Eduardo Talavera. Graduado en Ciencias de la Actividad Física y el Deporte. – Ciclismo y Rendimiento

Lo primero que debes saber es que el desayuno es algo muy personal y que se debe probar antes. Aunque hay unas “reglas” generales que nos pueden guiar, cada uno somos un mundo y deberás probar cuál se adapta mejor a ti. Una de las primeras ideas con la que te tienes que quedar es: “no cagarla”. Sí, como lo lees, una mala elección en la comida previa a la competición puede tirar por tierra todo lo entrenado anteriormente. Vamos a por las recomendaciones:

  • Prioriza los carbohidratos: tenemos más que asimilado que los carbohidratos son el combustible del cuerpo y, por lo tanto, es importante empezar la carrera con los depósitos llenos. Los principales tanques de combustible del cuerpo se encuentran en el hígado y en el músculo, y estos, especialmente el del hígado, van perdiendo reservas durante la noche. Las recomendaciones generales, son las de ingerir entre 1 y 4g de CH por kilogramo de peso y entre 1 y 4h antes del comienzo de la competición. Con estos rangos tan amplios debes ser tú quien mediante ensayo y error encuentres el timing perfecto.
  • ¿Dormir o comer?: Las competiciones suelen ser por las mañanas, por lo tanto, si tienes que desayunar 4h antes, el madrugón puede ser considerable. Aquí, como en el apartado anterior, te tocará probar. Hay deportistas que asimilan muy bien los alimentos y no necesitan desayunar 4h antes y pueden hacerlo una o dos horas antes solamente. Si eres de este último grupo, estás de enhorabuena, podrás dormir dos horas más. Si eres del grupo que necesita desayunar mucho antes para digerir bien los alimentos, te recomendamos que te acuestes antes y no hipoteques tus horas de sueño. Pero tranquilo, si aun así te cuesta madrugar, te proponemos que realices la ingesta de carbohidratos de forma líquida, con bebidas o batidos ricos en carbohidratos. De esta manera, te será más fácil digerir los alimentos antes de la carrera que los que son en formato sólido.
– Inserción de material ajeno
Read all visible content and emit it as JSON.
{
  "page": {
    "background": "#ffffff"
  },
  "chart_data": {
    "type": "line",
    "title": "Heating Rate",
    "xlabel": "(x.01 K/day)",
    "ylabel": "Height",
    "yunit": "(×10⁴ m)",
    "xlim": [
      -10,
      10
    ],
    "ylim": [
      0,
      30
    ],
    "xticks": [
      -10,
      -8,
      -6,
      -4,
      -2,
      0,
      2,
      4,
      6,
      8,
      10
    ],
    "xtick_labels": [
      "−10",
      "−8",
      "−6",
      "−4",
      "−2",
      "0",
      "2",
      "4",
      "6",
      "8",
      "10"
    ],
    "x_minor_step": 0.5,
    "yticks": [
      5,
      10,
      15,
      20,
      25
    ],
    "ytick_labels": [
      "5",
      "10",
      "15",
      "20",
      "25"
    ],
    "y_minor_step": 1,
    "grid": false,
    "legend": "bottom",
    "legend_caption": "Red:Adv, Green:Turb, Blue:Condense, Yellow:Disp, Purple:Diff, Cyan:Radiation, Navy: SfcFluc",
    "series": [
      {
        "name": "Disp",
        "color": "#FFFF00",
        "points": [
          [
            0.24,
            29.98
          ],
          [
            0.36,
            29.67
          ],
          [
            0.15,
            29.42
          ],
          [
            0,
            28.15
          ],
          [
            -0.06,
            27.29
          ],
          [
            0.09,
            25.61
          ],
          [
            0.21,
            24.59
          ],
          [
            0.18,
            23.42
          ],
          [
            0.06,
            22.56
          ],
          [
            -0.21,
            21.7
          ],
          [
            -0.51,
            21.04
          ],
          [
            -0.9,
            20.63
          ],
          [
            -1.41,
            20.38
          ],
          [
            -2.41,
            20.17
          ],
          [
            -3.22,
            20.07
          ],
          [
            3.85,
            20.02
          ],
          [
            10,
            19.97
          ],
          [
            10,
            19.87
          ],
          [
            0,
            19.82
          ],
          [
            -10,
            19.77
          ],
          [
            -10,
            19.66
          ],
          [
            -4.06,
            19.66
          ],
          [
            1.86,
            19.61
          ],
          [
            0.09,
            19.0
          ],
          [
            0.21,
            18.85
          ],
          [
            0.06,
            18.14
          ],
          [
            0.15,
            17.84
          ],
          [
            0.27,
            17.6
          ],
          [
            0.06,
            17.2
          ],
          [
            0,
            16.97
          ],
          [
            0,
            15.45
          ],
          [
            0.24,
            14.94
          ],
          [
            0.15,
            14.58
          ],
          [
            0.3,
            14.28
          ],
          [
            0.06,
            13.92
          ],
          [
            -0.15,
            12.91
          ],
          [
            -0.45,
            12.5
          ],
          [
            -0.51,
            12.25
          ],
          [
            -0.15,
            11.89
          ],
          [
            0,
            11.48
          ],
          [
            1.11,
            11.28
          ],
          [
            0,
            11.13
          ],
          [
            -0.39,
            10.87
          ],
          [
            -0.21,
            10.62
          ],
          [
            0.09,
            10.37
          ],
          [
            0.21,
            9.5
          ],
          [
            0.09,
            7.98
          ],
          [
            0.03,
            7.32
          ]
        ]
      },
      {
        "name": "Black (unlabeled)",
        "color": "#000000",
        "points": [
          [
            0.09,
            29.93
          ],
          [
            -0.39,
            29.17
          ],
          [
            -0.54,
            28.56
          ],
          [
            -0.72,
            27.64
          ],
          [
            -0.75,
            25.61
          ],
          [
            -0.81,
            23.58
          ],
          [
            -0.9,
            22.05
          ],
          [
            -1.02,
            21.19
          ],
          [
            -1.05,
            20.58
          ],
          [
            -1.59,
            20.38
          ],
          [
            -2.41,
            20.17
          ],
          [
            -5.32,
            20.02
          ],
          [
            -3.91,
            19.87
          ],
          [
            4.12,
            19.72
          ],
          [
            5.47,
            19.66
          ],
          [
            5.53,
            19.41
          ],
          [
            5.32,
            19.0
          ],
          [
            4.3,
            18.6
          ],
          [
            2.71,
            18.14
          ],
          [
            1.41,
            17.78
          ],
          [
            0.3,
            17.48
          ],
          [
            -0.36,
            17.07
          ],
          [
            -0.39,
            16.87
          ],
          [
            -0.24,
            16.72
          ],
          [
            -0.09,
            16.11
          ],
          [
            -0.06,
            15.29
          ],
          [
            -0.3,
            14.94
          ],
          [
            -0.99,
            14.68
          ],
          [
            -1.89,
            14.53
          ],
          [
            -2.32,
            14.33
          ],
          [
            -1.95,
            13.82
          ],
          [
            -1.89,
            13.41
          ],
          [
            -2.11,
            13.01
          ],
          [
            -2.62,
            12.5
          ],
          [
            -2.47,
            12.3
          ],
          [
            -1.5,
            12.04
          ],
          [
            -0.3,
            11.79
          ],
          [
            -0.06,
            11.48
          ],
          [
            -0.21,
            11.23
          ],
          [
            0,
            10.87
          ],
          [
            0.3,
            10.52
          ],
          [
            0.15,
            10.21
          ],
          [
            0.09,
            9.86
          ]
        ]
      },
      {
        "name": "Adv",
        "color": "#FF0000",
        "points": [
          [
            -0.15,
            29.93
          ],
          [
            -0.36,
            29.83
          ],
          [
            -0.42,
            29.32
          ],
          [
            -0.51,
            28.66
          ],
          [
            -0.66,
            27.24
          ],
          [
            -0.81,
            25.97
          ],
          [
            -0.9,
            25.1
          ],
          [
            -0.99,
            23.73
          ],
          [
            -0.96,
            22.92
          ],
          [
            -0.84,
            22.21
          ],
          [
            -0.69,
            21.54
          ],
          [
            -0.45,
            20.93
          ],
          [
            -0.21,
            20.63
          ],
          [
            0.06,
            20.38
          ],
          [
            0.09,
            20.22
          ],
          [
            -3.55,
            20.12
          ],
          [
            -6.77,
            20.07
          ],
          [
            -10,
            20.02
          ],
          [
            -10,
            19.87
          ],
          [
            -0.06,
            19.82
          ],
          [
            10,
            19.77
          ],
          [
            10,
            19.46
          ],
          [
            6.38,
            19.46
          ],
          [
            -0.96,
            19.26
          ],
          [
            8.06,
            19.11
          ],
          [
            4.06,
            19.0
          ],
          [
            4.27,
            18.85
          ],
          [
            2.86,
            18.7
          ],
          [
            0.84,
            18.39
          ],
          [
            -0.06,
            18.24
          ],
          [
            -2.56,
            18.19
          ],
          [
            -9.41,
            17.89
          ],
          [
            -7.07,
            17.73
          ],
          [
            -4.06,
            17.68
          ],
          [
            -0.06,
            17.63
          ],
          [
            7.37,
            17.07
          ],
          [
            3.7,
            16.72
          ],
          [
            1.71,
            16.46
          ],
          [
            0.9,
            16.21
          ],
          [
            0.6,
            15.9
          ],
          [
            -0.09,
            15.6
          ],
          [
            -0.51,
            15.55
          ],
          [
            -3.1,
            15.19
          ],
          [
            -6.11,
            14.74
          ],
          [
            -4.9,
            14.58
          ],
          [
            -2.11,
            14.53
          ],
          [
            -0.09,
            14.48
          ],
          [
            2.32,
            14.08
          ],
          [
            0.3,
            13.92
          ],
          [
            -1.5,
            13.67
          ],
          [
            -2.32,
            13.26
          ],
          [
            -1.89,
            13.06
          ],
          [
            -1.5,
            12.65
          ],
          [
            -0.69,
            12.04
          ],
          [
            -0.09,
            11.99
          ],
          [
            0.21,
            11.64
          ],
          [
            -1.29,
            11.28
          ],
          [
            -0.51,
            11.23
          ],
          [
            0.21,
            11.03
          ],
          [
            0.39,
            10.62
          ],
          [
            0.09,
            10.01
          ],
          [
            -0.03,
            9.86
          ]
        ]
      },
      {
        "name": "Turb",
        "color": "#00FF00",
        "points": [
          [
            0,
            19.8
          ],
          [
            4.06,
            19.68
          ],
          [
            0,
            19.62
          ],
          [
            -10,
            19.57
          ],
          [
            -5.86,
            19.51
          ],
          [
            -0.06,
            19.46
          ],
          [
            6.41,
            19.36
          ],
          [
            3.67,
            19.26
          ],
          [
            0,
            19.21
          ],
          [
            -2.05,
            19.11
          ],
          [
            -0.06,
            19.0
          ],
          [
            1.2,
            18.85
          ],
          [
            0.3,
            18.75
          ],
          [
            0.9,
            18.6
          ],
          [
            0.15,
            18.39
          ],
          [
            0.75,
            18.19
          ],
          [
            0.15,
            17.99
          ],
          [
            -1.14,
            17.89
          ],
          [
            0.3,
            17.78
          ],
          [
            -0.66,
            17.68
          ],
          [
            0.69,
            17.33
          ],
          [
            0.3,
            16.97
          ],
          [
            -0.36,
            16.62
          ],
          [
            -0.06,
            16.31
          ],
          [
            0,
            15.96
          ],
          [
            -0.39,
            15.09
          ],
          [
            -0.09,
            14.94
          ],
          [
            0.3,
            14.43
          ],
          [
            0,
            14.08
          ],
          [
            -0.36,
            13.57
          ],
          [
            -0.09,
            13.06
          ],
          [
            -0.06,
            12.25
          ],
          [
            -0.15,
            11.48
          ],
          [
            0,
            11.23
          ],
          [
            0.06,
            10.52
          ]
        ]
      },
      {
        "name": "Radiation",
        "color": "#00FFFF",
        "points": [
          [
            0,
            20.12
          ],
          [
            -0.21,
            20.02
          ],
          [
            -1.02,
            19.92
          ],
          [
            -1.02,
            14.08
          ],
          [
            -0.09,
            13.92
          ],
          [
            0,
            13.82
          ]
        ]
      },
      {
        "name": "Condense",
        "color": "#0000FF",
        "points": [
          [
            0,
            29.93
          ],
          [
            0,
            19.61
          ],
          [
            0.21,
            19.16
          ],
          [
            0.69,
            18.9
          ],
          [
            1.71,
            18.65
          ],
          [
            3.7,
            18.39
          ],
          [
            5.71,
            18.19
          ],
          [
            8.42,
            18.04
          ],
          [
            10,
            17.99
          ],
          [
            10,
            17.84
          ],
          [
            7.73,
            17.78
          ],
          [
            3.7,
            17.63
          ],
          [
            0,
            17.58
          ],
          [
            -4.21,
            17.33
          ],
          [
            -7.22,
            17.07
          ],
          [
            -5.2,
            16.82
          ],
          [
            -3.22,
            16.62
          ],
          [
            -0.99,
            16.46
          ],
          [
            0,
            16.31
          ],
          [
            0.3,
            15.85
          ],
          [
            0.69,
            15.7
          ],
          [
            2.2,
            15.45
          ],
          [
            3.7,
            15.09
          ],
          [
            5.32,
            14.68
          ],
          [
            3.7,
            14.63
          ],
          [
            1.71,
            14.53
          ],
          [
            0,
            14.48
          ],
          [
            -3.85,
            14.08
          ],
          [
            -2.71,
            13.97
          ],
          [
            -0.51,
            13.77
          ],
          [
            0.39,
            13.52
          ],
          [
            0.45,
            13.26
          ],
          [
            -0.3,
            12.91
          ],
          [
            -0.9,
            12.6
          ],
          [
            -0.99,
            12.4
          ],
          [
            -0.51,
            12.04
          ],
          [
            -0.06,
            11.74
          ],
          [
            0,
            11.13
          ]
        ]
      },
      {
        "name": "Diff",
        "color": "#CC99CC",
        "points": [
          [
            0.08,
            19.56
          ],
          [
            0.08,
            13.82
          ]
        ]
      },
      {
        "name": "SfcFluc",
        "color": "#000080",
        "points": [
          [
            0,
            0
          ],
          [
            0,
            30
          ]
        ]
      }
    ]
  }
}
  • Tus enemigos en el desayuno: la fibra, la grasa, un exceso de proteínas o los carbohidratos de asimilación lenta pueden ser tus grandes enemigos en el desayuno. Estos tres pueden hacer que sientas un malestar en la primera parte de cualquier carrera. Como es lógico, cuanto más espacio haya entre el desayuno y el comienzo de la competición, menos importante es consumir o no alimentos con estas características. De igual manera, si ya tienes experiencia, conoces tu cuerpo y sabes que este tipo de alimentos no te sientan mal, no tienes por qué evitarlos.
  • Practica: aunque lo hemos mencionado en cada uno de los apartados, no te puedes olvidar de practicar, no solo la nutrición durante el ejercicio, sino el desayuno. Es importante que pruebes desayunando a distintas horas antes de, por ejemplo, un entrenamiento duro, para que sepas si a tu cuerpo le vale con 1, 2 o 3 horas de digestión antes de tener que rendir. Prueba con distintos alimentos ricos en carbohidratos, puede que unos te sientes mejor que otros.
  • No improvises y no inventes: relacionada con la anterior, el desayuno previo a una competición no es el mejor momento para probar unos cereales nuevos, un super batido de remolacha ni nada por el estilo. Ve a lo seguro y a lo que hayas practicado. Si estás en un hotel con buffet, guárdate las ansias para después de la competición.
  • Ejemplos válidos de desayuno: cereales no integrales tipo arroz inflado o maiz, tostadas de pan blanco con mermelada, pasta, arroz con miel, tortitas de plátano, tortas de arroz, gachas de avena, etc. Todo se puede acompañar de un café u otra bebida.